2. Work faster in the cloud
The screens on the iPhone 6 models are not just bigger – they have more pixels. The iPhone 6 Plus has a whopping 2 million pixels, double the iPhone 6.
Why are pixels so important? Most businesses are not fussed about prettier photos or videos. The real difference is that a higher resolution screen makes it easier to show more of a website without scrolling. This is great news for businesses who use browser-based applications to run their accounting, sales and marketing. Yes, many of them have mobile apps, but these are usually cut-down versions that lack key features.
The ability to fire up Safari and view the full web app will be a key attraction for the iPhone 6 Plus. We will probably see developers shift to responsive designs that make use of the phablet format.

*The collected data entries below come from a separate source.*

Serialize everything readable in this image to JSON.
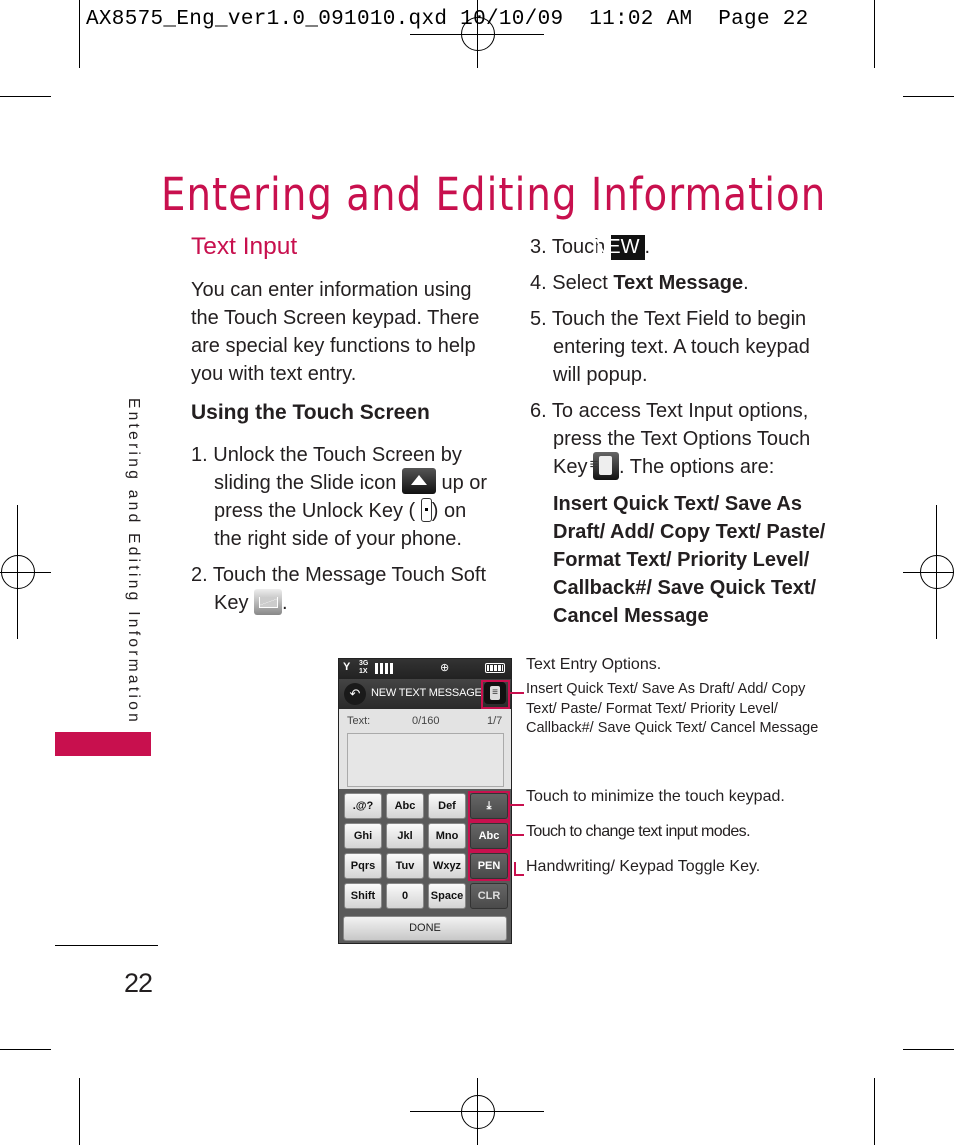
{
  "slug": {
    "filename": "AX8575_Eng_ver1.0_091010.qxd",
    "date": "10/10/09",
    "time": "11:02 AM",
    "page_label": "Page 22"
  },
  "page": {
    "title": "Entering and Editing Information",
    "side_tab": "Entering and Editing Information",
    "page_number": "22",
    "accent_color": "#c8104e"
  },
  "left_column": {
    "heading": "Text Input",
    "intro": "You can enter information using the Touch Screen keypad. There are special key functions to help you with text entry.",
    "subheading": "Using the Touch Screen",
    "steps": [
      {
        "num": "1.",
        "before": "Unlock the Touch Screen by sliding the Slide icon",
        "middle": "up or press the Unlock Key (",
        "after": ") on the right side of your phone."
      },
      {
        "num": "2.",
        "before": "Touch the Message Touch Soft Key",
        "after": "."
      }
    ]
  },
  "right_column": {
    "steps": [
      {
        "num": "3.",
        "before": "Touch",
        "badge": "NEW",
        "after": "."
      },
      {
        "num": "4.",
        "before": "Select",
        "bold": "Text Message",
        "after": "."
      },
      {
        "num": "5.",
        "text": "Touch the Text Field to begin entering text. A touch keypad will popup."
      },
      {
        "num": "6.",
        "before": "To access Text Input options, press the Text Options Touch Key",
        "after": ". The options are:"
      }
    ],
    "options_list": "Insert Quick Text/ Save As Draft/ Add/ Copy Text/ Paste/ Format Text/ Priority Level/ Callback#/ Save Quick Text/ Cancel Message"
  },
  "phone": {
    "status": {
      "signal": "Y",
      "network_top": "3G",
      "network_bottom": "1X",
      "center_icon": "⊕"
    },
    "title": "NEW TEXT MESSAGE",
    "text_label": "Text:",
    "char_count": "0/160",
    "page_count": "1/7",
    "keys": [
      [
        ".@?",
        "Abc",
        "Def",
        "⤓"
      ],
      [
        "Ghi",
        "Jkl",
        "Mno",
        "Abc"
      ],
      [
        "Pqrs",
        "Tuv",
        "Wxyz",
        "PEN"
      ],
      [
        "Shift",
        "0",
        "Space",
        "CLR"
      ]
    ],
    "done": "DONE"
  },
  "callouts": {
    "options_title": "Text Entry Options.",
    "options_detail": "Insert Quick Text/ Save As Draft/ Add/ Copy Text/ Paste/ Format Text/ Priority Level/ Callback#/ Save Quick Text/ Cancel Message",
    "minimize": "Touch to minimize the touch keypad.",
    "mode": "Touch to change text input modes.",
    "toggle": "Handwriting/ Keypad Toggle Key."
  }
}
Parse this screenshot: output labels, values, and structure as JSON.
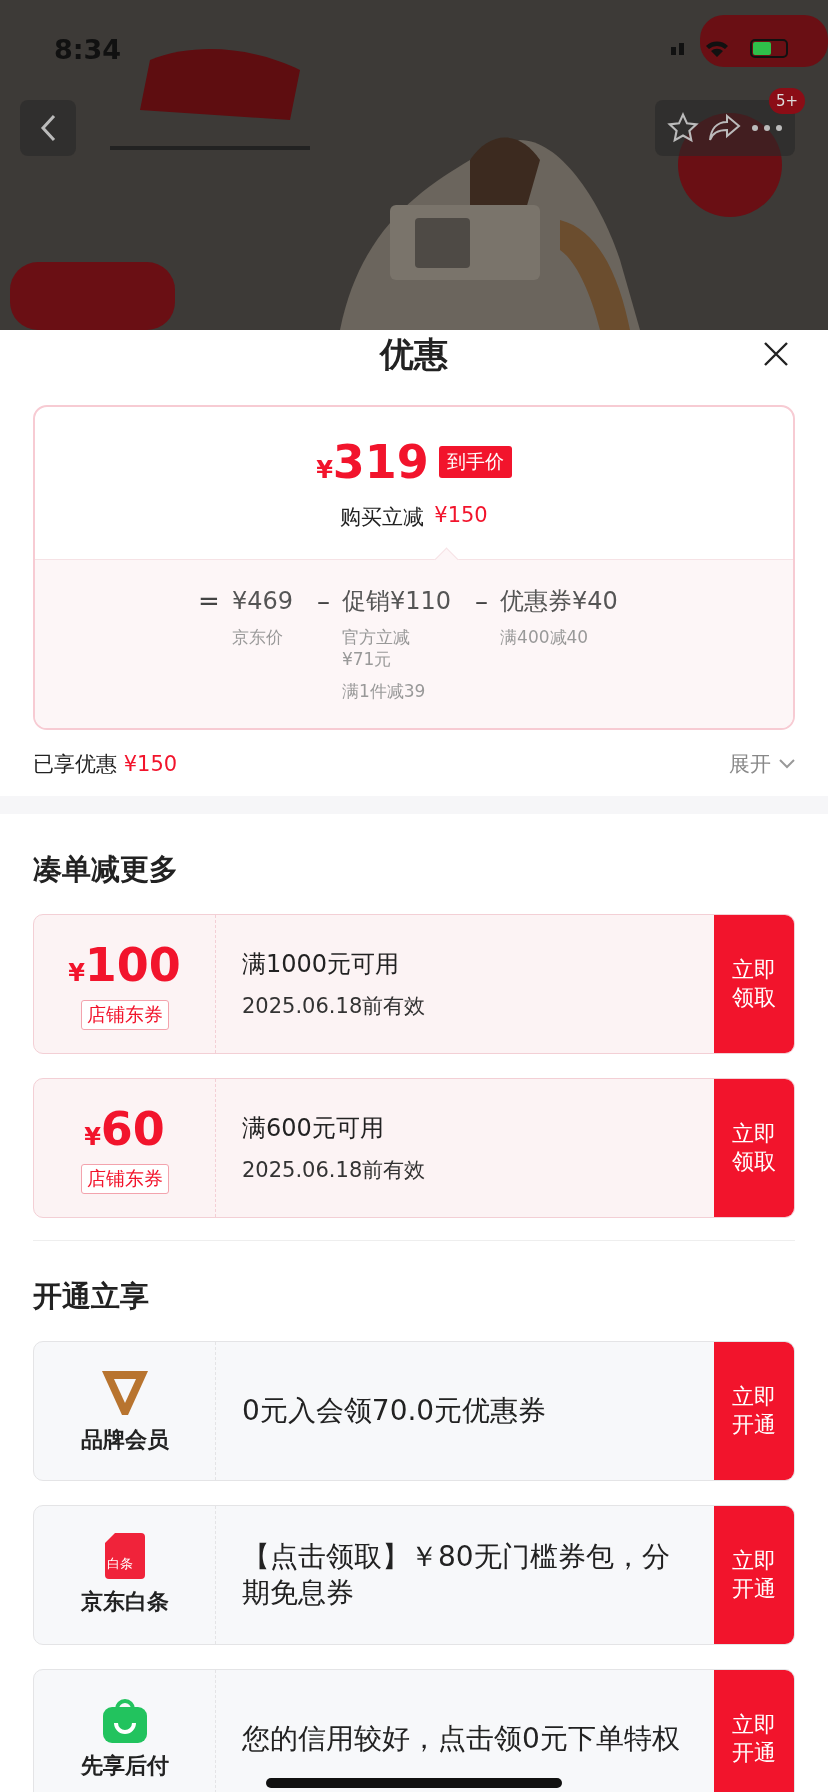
{
  "status_bar": {
    "time": "8:34"
  },
  "nav": {
    "badge": "5+"
  },
  "sheet": {
    "title": "优惠"
  },
  "price_card": {
    "currency": "¥",
    "final_price": "319",
    "price_tag": "到手价",
    "saving_label": "购买立减",
    "saving_amount": "¥150",
    "breakdown": [
      {
        "operator": "=",
        "amount": "¥469",
        "notes": [
          "京东价"
        ]
      },
      {
        "operator": "–",
        "amount": "促销¥110",
        "notes": [
          "官方立减\n¥71元",
          "满1件减39"
        ]
      },
      {
        "operator": "–",
        "amount": "优惠券¥40",
        "notes": [
          "满400减40"
        ]
      }
    ]
  },
  "enjoyed": {
    "label": "已享优惠",
    "amount": "¥150",
    "expand": "展开"
  },
  "sections": [
    {
      "title": "凑单减更多",
      "kind": "coupon",
      "items": [
        {
          "currency": "¥",
          "amount": "100",
          "tag": "店铺东券",
          "condition": "满1000元可用",
          "validity": "2025.06.18前有效",
          "action": "立即领取"
        },
        {
          "currency": "¥",
          "amount": "60",
          "tag": "店铺东券",
          "condition": "满600元可用",
          "validity": "2025.06.18前有效",
          "action": "立即领取"
        }
      ]
    },
    {
      "title": "开通立享",
      "kind": "benefit",
      "items": [
        {
          "name": "品牌会员",
          "description": "0元入会领70.0元优惠券",
          "action": "立即开通"
        },
        {
          "icon_text": "白条",
          "name": "京东白条",
          "description": "【点击领取】￥80无门槛券包，分期免息券",
          "action": "立即开通"
        },
        {
          "name": "先享后付",
          "description": "您的信用较好，点击领0元下单特权",
          "action": "立即开通"
        }
      ]
    }
  ]
}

Just on the applications front – the new A8 processor makes the iPhone 6 25 percent faster than the previous generation. Quicker apps equals greater productivity. Add to that the longer battery life, particularly in the iPhone 6 Plus which has 80 hours of audio playback, 12 hours browsing and 16 days of standby time.
3. Easier to call
One neat feature that was kept under wraps until today is Wi-Fi Calling. If you are working in an office with terrible mobile reception, you can make and receive calls over the Wi-Fi network. If you move out of the office while on a call, the iPhone 6 will hand over seamlessly to the telco network. It no longer matters if you’re sitting deep inside a brick building, your phone will still work.
Another neat comms feature is voLTE which lets a user take calls over the high-bandwidth cellular network. Conversations are crisper and easier to understand; and, thanks to simultaneous voice and data transmission over LTE, you can also look up something on your phone without losing the call. Wi-Fi connections will also work up to three times faster on an iPhone 6 thanks to a little reengineering.
4. Single digit sign-on
Apple announced today that the fingerprint authentication system on the iPhone 5S, Touch ID, is being used to launch third-party apps. (The one in the demo was online accounting program Mint.) This is great news for businesses that use a lot of mobile applications on their smartphones. Entering passwords on the iPhone virtual keyboard is always a fiddly affair. It’s even more complex if you have to try to copy your login details from a password manager on the phone itself. If Touch ID becomes a single sign-on platform for iOS apps, happy days.
5. Faster and safer expenses
The launch of mobile payments platform Apple Pay is great news for businesses. The iPhone 6 can scan your credit cards and then use them to pay for items at participating retailers. Millions of affluent iPhone owners will ensure that retailers roll out compliant point-of-sale systems pronto. The obvious advantage is security – the iPhone 6 doesn’t actually record the credit card number itself (it creates a unique number combined with the phone’s device ID) so if you lose the phone you don’t have to cancel your credit cards.
Think of all the sales executives who run a corporate tab by handing their credit cards to the bar staff. With Apple Pay, no retailer will ever see your credit card number or even your name. There’s no information for anyone to lose or card to skim. Given that we’re moving away from signatures to PINs, many employees will be happy to pay with Touch ID. After a long customer lunch you may not remember your PIN but you’ll always have your finger. Apple Pay opens the door to automated expense filing for employees.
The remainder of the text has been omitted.